Wind turbines to deliver environmentally friendly electricity: that is what researchers at the Fraunhofer Institute for Machine Tools and Forming Technology IWU in Chemnitz developed focusing on metal, and especially steel, as a blade material. In smaller installations, the greater weight of the steel blades is inconsequential; as in-stallations get larger, light alloys can be used to keep blade weight down. Collaborating with colleagues from the Free University Brussels (VUB) in the HyBlade project, Fraunhofer IWU is developing the required aerodynamics as well as the necessary manufacturing process chains. Manufacturing steel blades offers numerous advantages. “First, it makes turbines significantly more ecological, since more than 90 percent of the steel can be recycled – so using metal rotor blades makes wind power truly environmentally friendly,” explains Marco Pröhl, a researcher at the IWU. “What’s more, compared to similar blades made of fiber-reinforced plastic, the cost of rotor blade mass production drops by as much as 90 percent – and the blades can be manufactured more accurately.”

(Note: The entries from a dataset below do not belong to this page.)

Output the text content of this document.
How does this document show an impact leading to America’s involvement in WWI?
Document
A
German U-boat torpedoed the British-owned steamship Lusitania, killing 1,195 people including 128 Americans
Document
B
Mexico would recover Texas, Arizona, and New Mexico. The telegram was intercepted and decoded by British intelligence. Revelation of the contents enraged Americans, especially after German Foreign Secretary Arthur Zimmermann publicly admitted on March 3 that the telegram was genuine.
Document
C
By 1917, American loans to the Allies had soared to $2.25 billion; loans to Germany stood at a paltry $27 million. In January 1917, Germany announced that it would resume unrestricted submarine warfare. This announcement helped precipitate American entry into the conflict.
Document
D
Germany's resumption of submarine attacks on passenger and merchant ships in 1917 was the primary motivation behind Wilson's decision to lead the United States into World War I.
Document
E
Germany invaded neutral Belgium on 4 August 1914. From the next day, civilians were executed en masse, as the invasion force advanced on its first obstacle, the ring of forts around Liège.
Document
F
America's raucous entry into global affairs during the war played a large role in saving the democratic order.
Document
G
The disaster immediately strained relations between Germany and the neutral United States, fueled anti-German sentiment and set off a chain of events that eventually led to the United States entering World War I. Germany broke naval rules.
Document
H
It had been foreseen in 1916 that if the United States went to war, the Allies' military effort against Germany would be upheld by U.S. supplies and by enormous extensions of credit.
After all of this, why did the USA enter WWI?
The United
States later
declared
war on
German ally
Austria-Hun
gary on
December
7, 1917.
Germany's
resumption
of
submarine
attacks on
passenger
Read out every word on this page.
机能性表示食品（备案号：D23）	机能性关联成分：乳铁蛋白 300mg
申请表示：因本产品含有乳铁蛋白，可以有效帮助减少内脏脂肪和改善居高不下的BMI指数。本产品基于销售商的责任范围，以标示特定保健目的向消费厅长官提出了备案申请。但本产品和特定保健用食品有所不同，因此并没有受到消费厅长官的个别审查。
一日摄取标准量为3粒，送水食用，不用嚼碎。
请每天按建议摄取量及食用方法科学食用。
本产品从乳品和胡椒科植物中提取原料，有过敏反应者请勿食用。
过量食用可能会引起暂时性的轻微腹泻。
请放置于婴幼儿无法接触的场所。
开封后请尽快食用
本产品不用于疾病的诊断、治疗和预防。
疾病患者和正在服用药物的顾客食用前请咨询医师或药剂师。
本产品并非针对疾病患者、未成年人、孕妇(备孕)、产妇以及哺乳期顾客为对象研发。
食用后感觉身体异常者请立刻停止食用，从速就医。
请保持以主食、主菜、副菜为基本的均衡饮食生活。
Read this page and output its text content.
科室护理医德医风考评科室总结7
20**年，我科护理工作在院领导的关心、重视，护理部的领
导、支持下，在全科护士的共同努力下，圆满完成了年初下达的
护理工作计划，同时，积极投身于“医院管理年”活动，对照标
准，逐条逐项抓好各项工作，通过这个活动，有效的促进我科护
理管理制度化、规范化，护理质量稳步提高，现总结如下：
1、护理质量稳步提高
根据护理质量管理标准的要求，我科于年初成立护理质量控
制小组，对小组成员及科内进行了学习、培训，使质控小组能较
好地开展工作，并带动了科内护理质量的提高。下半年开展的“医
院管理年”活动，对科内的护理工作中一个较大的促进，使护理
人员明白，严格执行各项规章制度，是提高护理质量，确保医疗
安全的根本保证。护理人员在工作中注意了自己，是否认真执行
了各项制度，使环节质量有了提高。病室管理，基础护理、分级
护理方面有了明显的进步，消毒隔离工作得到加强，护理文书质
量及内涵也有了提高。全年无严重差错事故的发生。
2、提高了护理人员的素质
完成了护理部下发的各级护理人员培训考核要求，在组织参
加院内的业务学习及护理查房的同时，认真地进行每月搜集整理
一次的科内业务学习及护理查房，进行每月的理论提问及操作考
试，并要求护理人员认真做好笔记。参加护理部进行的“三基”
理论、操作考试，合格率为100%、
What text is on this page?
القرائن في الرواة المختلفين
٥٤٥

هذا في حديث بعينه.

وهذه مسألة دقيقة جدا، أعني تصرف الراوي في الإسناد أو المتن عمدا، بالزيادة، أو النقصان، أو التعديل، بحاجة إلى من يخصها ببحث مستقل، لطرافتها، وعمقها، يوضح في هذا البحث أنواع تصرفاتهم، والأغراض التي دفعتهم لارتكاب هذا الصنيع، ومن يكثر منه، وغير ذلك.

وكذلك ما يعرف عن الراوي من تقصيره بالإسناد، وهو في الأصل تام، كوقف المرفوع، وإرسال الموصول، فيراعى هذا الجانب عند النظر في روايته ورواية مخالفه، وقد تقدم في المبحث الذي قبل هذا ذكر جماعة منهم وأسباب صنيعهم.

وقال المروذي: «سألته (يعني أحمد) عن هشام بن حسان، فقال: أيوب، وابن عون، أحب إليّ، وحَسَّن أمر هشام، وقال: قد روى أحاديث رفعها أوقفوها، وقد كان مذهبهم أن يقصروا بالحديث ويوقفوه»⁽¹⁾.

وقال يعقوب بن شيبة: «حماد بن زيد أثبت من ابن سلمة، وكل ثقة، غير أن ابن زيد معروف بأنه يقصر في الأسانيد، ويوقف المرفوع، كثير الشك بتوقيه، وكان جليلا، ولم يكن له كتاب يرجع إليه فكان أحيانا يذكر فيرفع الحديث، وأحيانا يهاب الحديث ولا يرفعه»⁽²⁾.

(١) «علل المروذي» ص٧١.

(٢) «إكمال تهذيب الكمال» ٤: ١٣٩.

Metal blades can also be produced more quickly. Provided that processes are run in parallel – for instance, that a new metal sheet is fed into the production line as soon as the first blade has completed the first process step – then a completed rotor blade rolls off the conveyor belt roughly every 30 seconds. With fiber-reinforced plastics, the same process usually takes several hours.
Suitable for large-scale and automated manufacturing processes
The primary cause of these differences lies in the manufacturing process. Fiber-reinforced plastic blades often require significant manual processing: first, a suitable mold has to be made for the blades. Depending on the production variant, workers layer fiber mats in this mold, inject resin, and leave the component to harden for several hours in an oven. This produces two half shells; once their edges have been trimmed, the halves can be glued together. These steps can be performed simultaneously, as in sheet metal blade manufacturing – but that doesn’t make them any quicker. It would take dozens of installations running in parallel to produce plastic blades at the same rate as metal ones.
In contrast, it is easy to automate the manufacturing metal rotors: the processes are similar to those in the auto industry, which means they are suitable for series production. The researchers start with a flat sheet of metal, which they fold using a bending die to give it a typical blade shape. Next, they laser weld the edges to form a closed profile. After placing the preformed piece in a tool with the desired final shape, the researchers then pump a reusable water-oil mixture into the interior of the blade and put it under several thousand bars of pressure. This is equivalent to the pressure experienced underwater at a depth of many thousands of meters. This effectively inflates the blade, giving it its final form. “The fact that we’re shaping the blade from the inside out lets us compensate for any inaccuracies in previous steps,” explains Pröhl. “The geometry ends up perfect after the first production step, with the blades matching the flow profile milled into the tool to within 0.1 millimeters.”
The researchers have already produced a blade 15 centimeters wide and 30 centimeters long, using it to optimize the individual processing steps. Their next step will be to produce an entire rotor for a vertical axis turbine with 2.8-meter-long blades and a diameter of two meters. Once it is installed at a test site for small wind turbines on the Belgian coast, it will be put through its paces.